The Return of Conflagration in Our Built Environment
With the Oakland Hills Tunnel Fire of 1991, built environment conflagrations returned to United States cities. Wildfire, which had been viewed as a wildland and rural community problem, now was a catalyst for conflagration. Over the next three decades, the most catastrophic wildfires were often those where fire entered communities of the Wildland-Urban Interface (WUI) and spread into suburban neighborhoods as a conflagration of the built environment ensued. Structural conflagration is defined as fire encompassing all of a given structure. Here we will focus on the concept of a built environment conflagration resulting from wildfires, where fire spreads uncontrollably from structure-to-structure.
The roots of the problem we face today can be traced back nearly a century to policy decisions, land-use strategies, construction practices, and the belief that conflagration in the built environment had been solved.
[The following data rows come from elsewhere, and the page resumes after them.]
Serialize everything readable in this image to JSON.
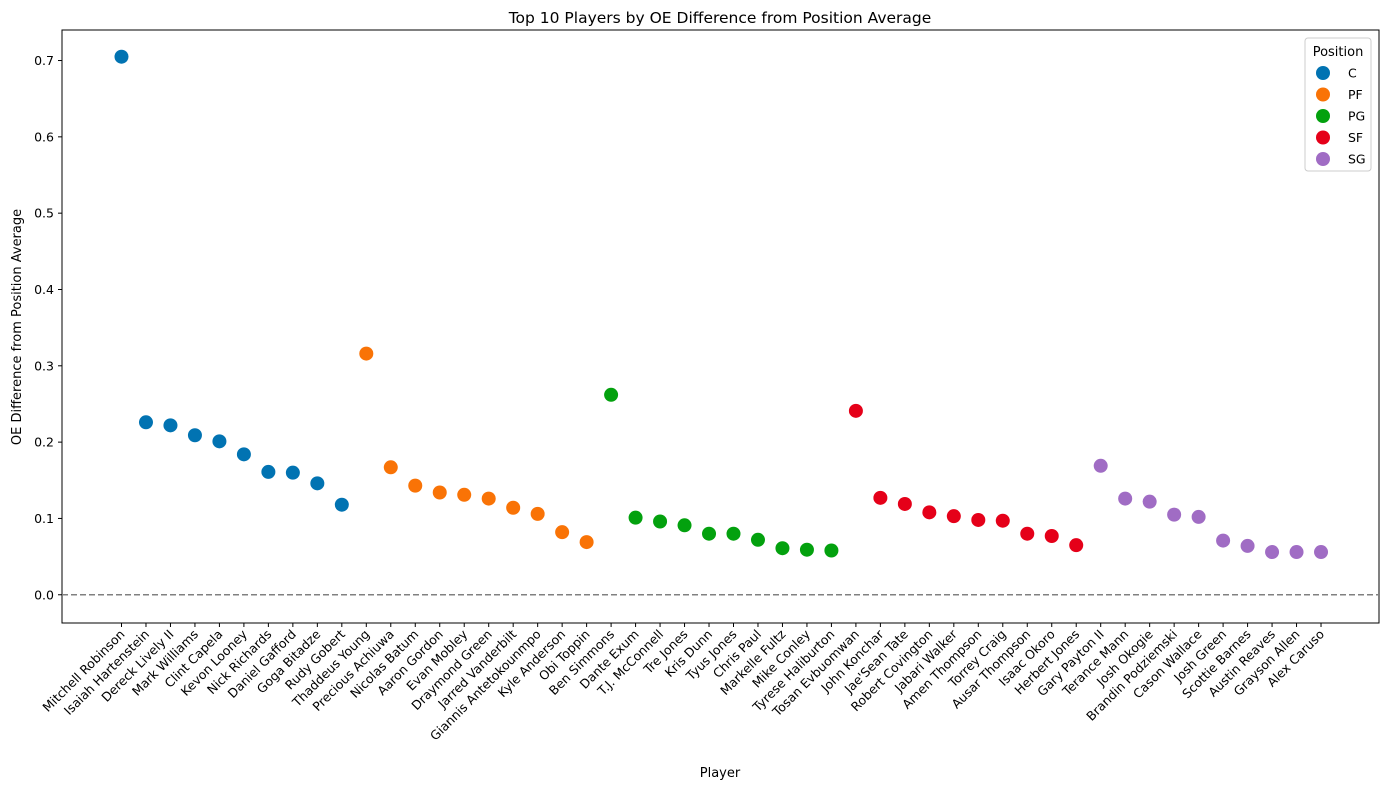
{
  "chart_data": {
    "type": "scatter",
    "title": "Top 10 Players by OE Difference from Position Average",
    "xlabel": "Player",
    "ylabel": "OE Difference from Position Average",
    "ylim": [
      -0.037,
      0.74
    ],
    "yticks": [
      0.0,
      0.1,
      0.2,
      0.3,
      0.4,
      0.5,
      0.6,
      0.7
    ],
    "ytick_labels": [
      "0.0",
      "0.1",
      "0.2",
      "0.3",
      "0.4",
      "0.5",
      "0.6",
      "0.7"
    ],
    "reference_line": {
      "y": 0.0,
      "style": "dashed",
      "color": "#808080"
    },
    "legend": {
      "title": "Position",
      "placement": "top-right"
    },
    "series": [
      {
        "name": "C",
        "color": "#0173B2",
        "players": [
          "Mitchell Robinson",
          "Isaiah Hartenstein",
          "Dereck Lively II",
          "Mark Williams",
          "Clint Capela",
          "Kevon Looney",
          "Nick Richards",
          "Daniel Gafford",
          "Goga Bitadze",
          "Rudy Gobert"
        ],
        "values": [
          0.705,
          0.226,
          0.222,
          0.209,
          0.201,
          0.184,
          0.161,
          0.16,
          0.146,
          0.118
        ]
      },
      {
        "name": "PF",
        "color": "#F97306",
        "players": [
          "Thaddeus Young",
          "Precious Achiuwa",
          "Nicolas Batum",
          "Aaron Gordon",
          "Evan Mobley",
          "Draymond Green",
          "Jarred Vanderbilt",
          "Giannis Antetokounmpo",
          "Kyle Anderson",
          "Obi Toppin"
        ],
        "values": [
          0.316,
          0.167,
          0.143,
          0.134,
          0.131,
          0.126,
          0.114,
          0.106,
          0.082,
          0.069
        ]
      },
      {
        "name": "PG",
        "color": "#03A10E",
        "players": [
          "Ben Simmons",
          "Dante Exum",
          "T.J. McConnell",
          "Tre Jones",
          "Kris Dunn",
          "Tyus Jones",
          "Chris Paul",
          "Markelle Fultz",
          "Mike Conley",
          "Tyrese Haliburton"
        ],
        "values": [
          0.262,
          0.101,
          0.096,
          0.091,
          0.08,
          0.08,
          0.072,
          0.061,
          0.059,
          0.058
        ]
      },
      {
        "name": "SF",
        "color": "#E50019",
        "players": [
          "Tosan Evbuomwan",
          "John Konchar",
          "Jae'Sean Tate",
          "Robert Covington",
          "Jabari Walker",
          "Amen Thompson",
          "Torrey Craig",
          "Ausar Thompson",
          "Isaac Okoro",
          "Herbert Jones"
        ],
        "values": [
          0.241,
          0.127,
          0.119,
          0.108,
          0.103,
          0.098,
          0.097,
          0.08,
          0.077,
          0.065
        ]
      },
      {
        "name": "SG",
        "color": "#A06CC4",
        "players": [
          "Gary Payton II",
          "Terance Mann",
          "Josh Okogie",
          "Brandin Podziemski",
          "Cason Wallace",
          "Josh Green",
          "Scottie Barnes",
          "Austin Reaves",
          "Grayson Allen",
          "Alex Caruso"
        ],
        "values": [
          0.169,
          0.126,
          0.122,
          0.105,
          0.102,
          0.071,
          0.064,
          0.056,
          0.056,
          0.056
        ]
      }
    ]
  }
}
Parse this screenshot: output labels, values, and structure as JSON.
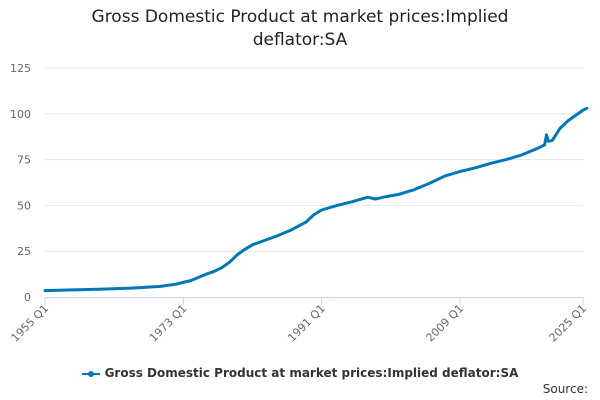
{
  "chart_data": {
    "type": "line",
    "title": "Gross Domestic Product at market prices:Implied deflator:SA",
    "title_lines": [
      "Gross Domestic Product at market prices:Implied",
      "deflator:SA"
    ],
    "xlabel": "",
    "ylabel": "",
    "ylim": [
      0,
      125
    ],
    "y_ticks": [
      0,
      25,
      50,
      75,
      100,
      125
    ],
    "x_tick_labels": [
      "1955 Q1",
      "1973 Q1",
      "1991 Q1",
      "2009 Q1",
      "2025 Q1"
    ],
    "x_tick_years": [
      1955,
      1973,
      1991,
      2009,
      2025
    ],
    "grid": true,
    "legend_position": "bottom",
    "series": [
      {
        "name": "Gross Domestic Product at market prices:Implied deflator:SA",
        "color": "#0077b6",
        "x": [
          1955,
          1958,
          1962,
          1966,
          1970,
          1972,
          1974,
          1976,
          1977,
          1978,
          1979,
          1980,
          1981,
          1982,
          1983,
          1985,
          1987,
          1989,
          1990,
          1991,
          1993,
          1995,
          1997,
          1998,
          1999,
          2001,
          2003,
          2005,
          2007,
          2009,
          2011,
          2013,
          2015,
          2017,
          2019,
          2020,
          2020.25,
          2020.5,
          2021,
          2022,
          2023,
          2024,
          2025,
          2025.5
        ],
        "y": [
          3.5,
          3.8,
          4.2,
          4.8,
          5.8,
          7.0,
          9.0,
          12.5,
          14.0,
          16.0,
          19.0,
          23.0,
          26.0,
          28.5,
          30.0,
          33.0,
          36.5,
          41.0,
          45.0,
          47.5,
          50.0,
          52.0,
          54.5,
          53.5,
          54.5,
          56.0,
          58.5,
          62.0,
          66.0,
          68.5,
          70.5,
          73.0,
          75.0,
          77.5,
          81.0,
          83.0,
          88.5,
          85.0,
          85.5,
          92.0,
          96.0,
          99.0,
          102.0,
          103.0
        ]
      }
    ]
  },
  "legend": {
    "label": "Gross Domestic Product at market prices:Implied deflator:SA"
  },
  "source_label": "Source:"
}
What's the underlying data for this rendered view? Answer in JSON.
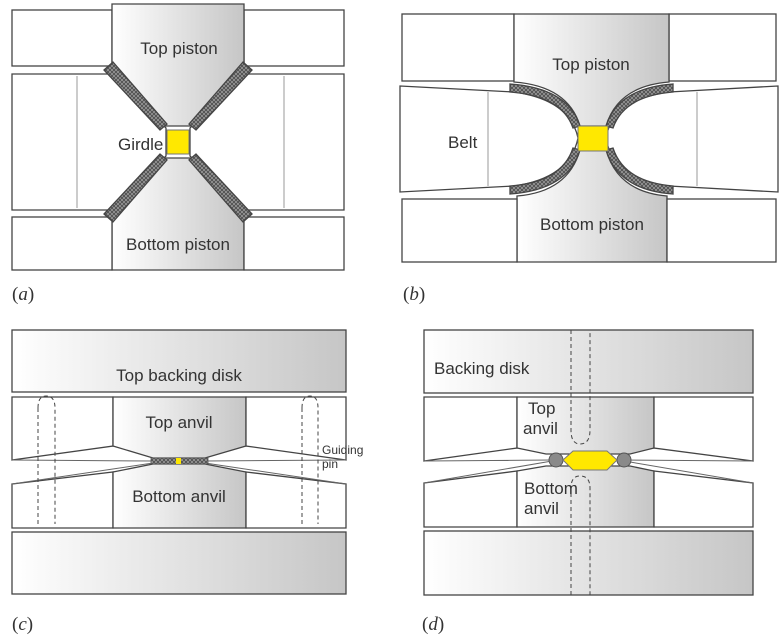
{
  "colors": {
    "outline": "#444444",
    "block_fill": "#ffffff",
    "gradient_light": "#ffffff",
    "gradient_dark": "#c8c8c8",
    "sample": "#ffe800",
    "gasket": "#8a8a8a",
    "text": "#333333"
  },
  "panels": {
    "a": {
      "caption": "a",
      "labels": {
        "top_piston": "Top piston",
        "girdle": "Girdle",
        "bottom_piston": "Bottom piston"
      }
    },
    "b": {
      "caption": "b",
      "labels": {
        "top_piston": "Top piston",
        "belt": "Belt",
        "bottom_piston": "Bottom piston"
      }
    },
    "c": {
      "caption": "c",
      "labels": {
        "top_backing_disk": "Top backing disk",
        "top_anvil": "Top anvil",
        "bottom_anvil": "Bottom anvil",
        "guiding": "Guiding",
        "pin": "pin"
      }
    },
    "d": {
      "caption": "d",
      "labels": {
        "backing_disk": "Backing disk",
        "top": "Top",
        "anvil_top": "anvil",
        "bottom": "Bottom",
        "anvil_bottom": "anvil"
      }
    }
  }
}
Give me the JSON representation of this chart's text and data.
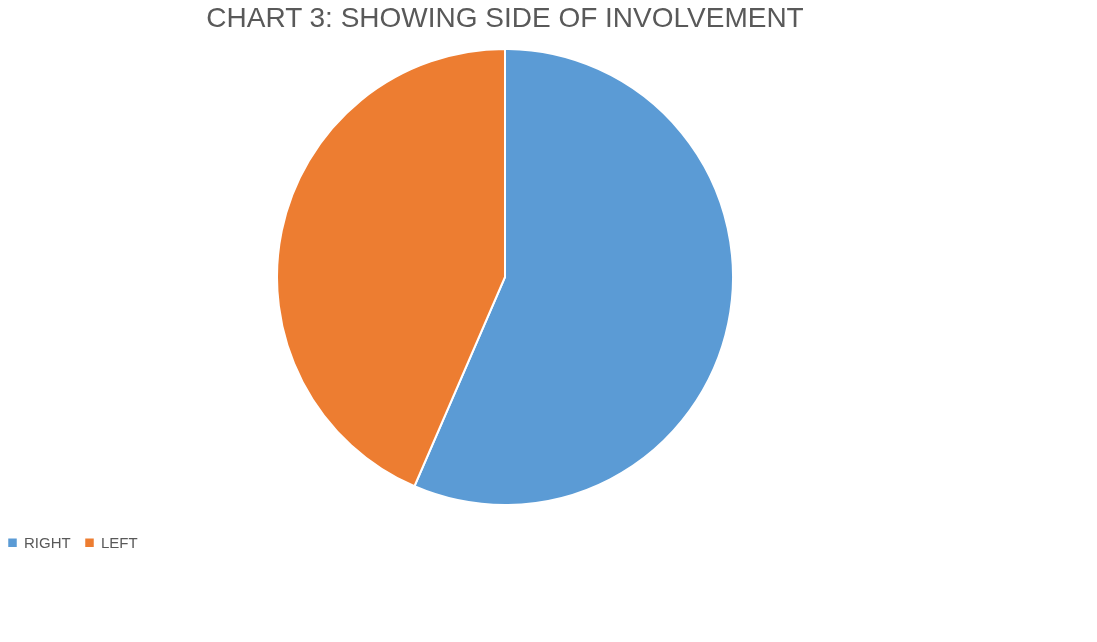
{
  "chart_data": {
    "type": "pie",
    "title": "CHART 3: SHOWING SIDE OF INVOLVEMENT",
    "categories": [
      "RIGHT",
      "LEFT"
    ],
    "values": [
      56.5,
      43.5
    ],
    "colors": [
      "#5b9bd5",
      "#ed7d31"
    ],
    "legend": "bottom"
  }
}
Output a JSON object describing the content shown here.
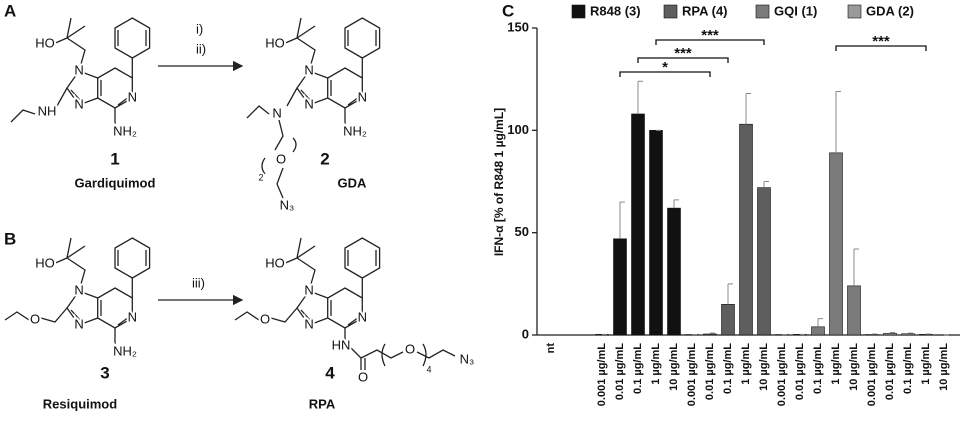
{
  "panels": {
    "A": {
      "label": "A",
      "reagents": [
        "i)",
        "ii)"
      ],
      "compounds": [
        {
          "number": "1",
          "name": "Gardiquimod",
          "atoms": [
            "HO",
            "N",
            "N",
            "N",
            "NH",
            "NH₂"
          ]
        },
        {
          "number": "2",
          "name": "GDA",
          "atoms": [
            "HO",
            "N",
            "N",
            "N",
            "N",
            "NH₂",
            "O",
            "2",
            "N₃"
          ]
        }
      ]
    },
    "B": {
      "label": "B",
      "reagents": [
        "iii)"
      ],
      "compounds": [
        {
          "number": "3",
          "name": "Resiquimod",
          "atoms": [
            "HO",
            "N",
            "N",
            "N",
            "O",
            "NH₂"
          ]
        },
        {
          "number": "4",
          "name": "RPA",
          "atoms": [
            "HO",
            "N",
            "N",
            "N",
            "O",
            "HN",
            "O",
            "O",
            "4",
            "N₃"
          ]
        }
      ]
    }
  },
  "chart_data": {
    "type": "bar",
    "panel": "C",
    "y_label": "IFN-α [% of R848 1 µg/mL]",
    "categories": [
      "nt",
      "0.001 µg/mL",
      "0.01 µg/mL",
      "0.1 µg/mL",
      "1 µg/mL",
      "10 µg/mL",
      "0.001 µg/mL",
      "0.01 µg/mL",
      "0.1 µg/mL",
      "1 µg/mL",
      "10 µg/mL",
      "0.001 µg/mL",
      "0.01 µg/mL",
      "0.1 µg/mL",
      "1 µg/mL",
      "10 µg/mL",
      "0.001 µg/mL",
      "0.01 µg/mL",
      "0.1 µg/mL",
      "1 µg/mL",
      "10 µg/mL"
    ],
    "series": [
      {
        "name": "R848 (3)",
        "color": "#111111",
        "values": [
          null,
          0.3,
          47,
          108,
          100,
          62,
          null,
          null,
          null,
          null,
          null,
          null,
          null,
          null,
          null,
          null,
          null,
          null,
          null,
          null,
          null
        ],
        "errors": [
          null,
          0,
          18,
          16,
          0,
          4,
          null,
          null,
          null,
          null,
          null,
          null,
          null,
          null,
          null,
          null,
          null,
          null,
          null,
          null,
          null
        ]
      },
      {
        "name": "RPA (4)",
        "color": "#5e5e5e",
        "values": [
          null,
          null,
          null,
          null,
          null,
          null,
          0.2,
          0.5,
          15,
          103,
          72,
          null,
          null,
          null,
          null,
          null,
          null,
          null,
          null,
          null,
          null
        ],
        "errors": [
          null,
          null,
          null,
          null,
          null,
          null,
          0,
          0.5,
          10,
          15,
          3,
          null,
          null,
          null,
          null,
          null,
          null,
          null,
          null,
          null,
          null
        ]
      },
      {
        "name": "GQI (1)",
        "color": "#7a7a7a",
        "values": [
          null,
          null,
          null,
          null,
          null,
          null,
          null,
          null,
          null,
          null,
          null,
          0.2,
          0.3,
          4,
          89,
          24,
          null,
          null,
          null,
          null,
          null
        ],
        "errors": [
          null,
          null,
          null,
          null,
          null,
          null,
          null,
          null,
          null,
          null,
          null,
          0,
          0,
          4,
          30,
          18,
          null,
          null,
          null,
          null,
          null
        ]
      },
      {
        "name": "GDA (2)",
        "color": "#9a9a9a",
        "values": [
          null,
          null,
          null,
          null,
          null,
          null,
          null,
          null,
          null,
          null,
          null,
          null,
          null,
          null,
          null,
          null,
          0.2,
          0.8,
          0.6,
          0.3,
          0.1
        ],
        "errors": [
          null,
          null,
          null,
          null,
          null,
          null,
          null,
          null,
          null,
          null,
          null,
          null,
          null,
          null,
          null,
          null,
          0.3,
          0.4,
          0.3,
          0.2,
          0
        ]
      }
    ],
    "ylim": [
      0,
      150
    ],
    "yticks": [
      0,
      50,
      100,
      150
    ],
    "annotations": [
      "*",
      "***",
      "***",
      "***"
    ],
    "legend": "top"
  }
}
Although the urban fire problem was mitigated through building codes, improved fire service response capabilities and more fire-resistant materials, another was growing where suburbs meet the wildlands.
Many of the same elements that led to the urban conflagrations of the 18th, 19th, and early 20th centuries are now present within suburbs bordering wildlands. These elements are:
- Dense construction
- Lack of ignition-resistant construction materials
- Dense fuels between structures
As the impacts of climate change increase, this sets the stage for the built environment conflagrations we have seen over the past decade.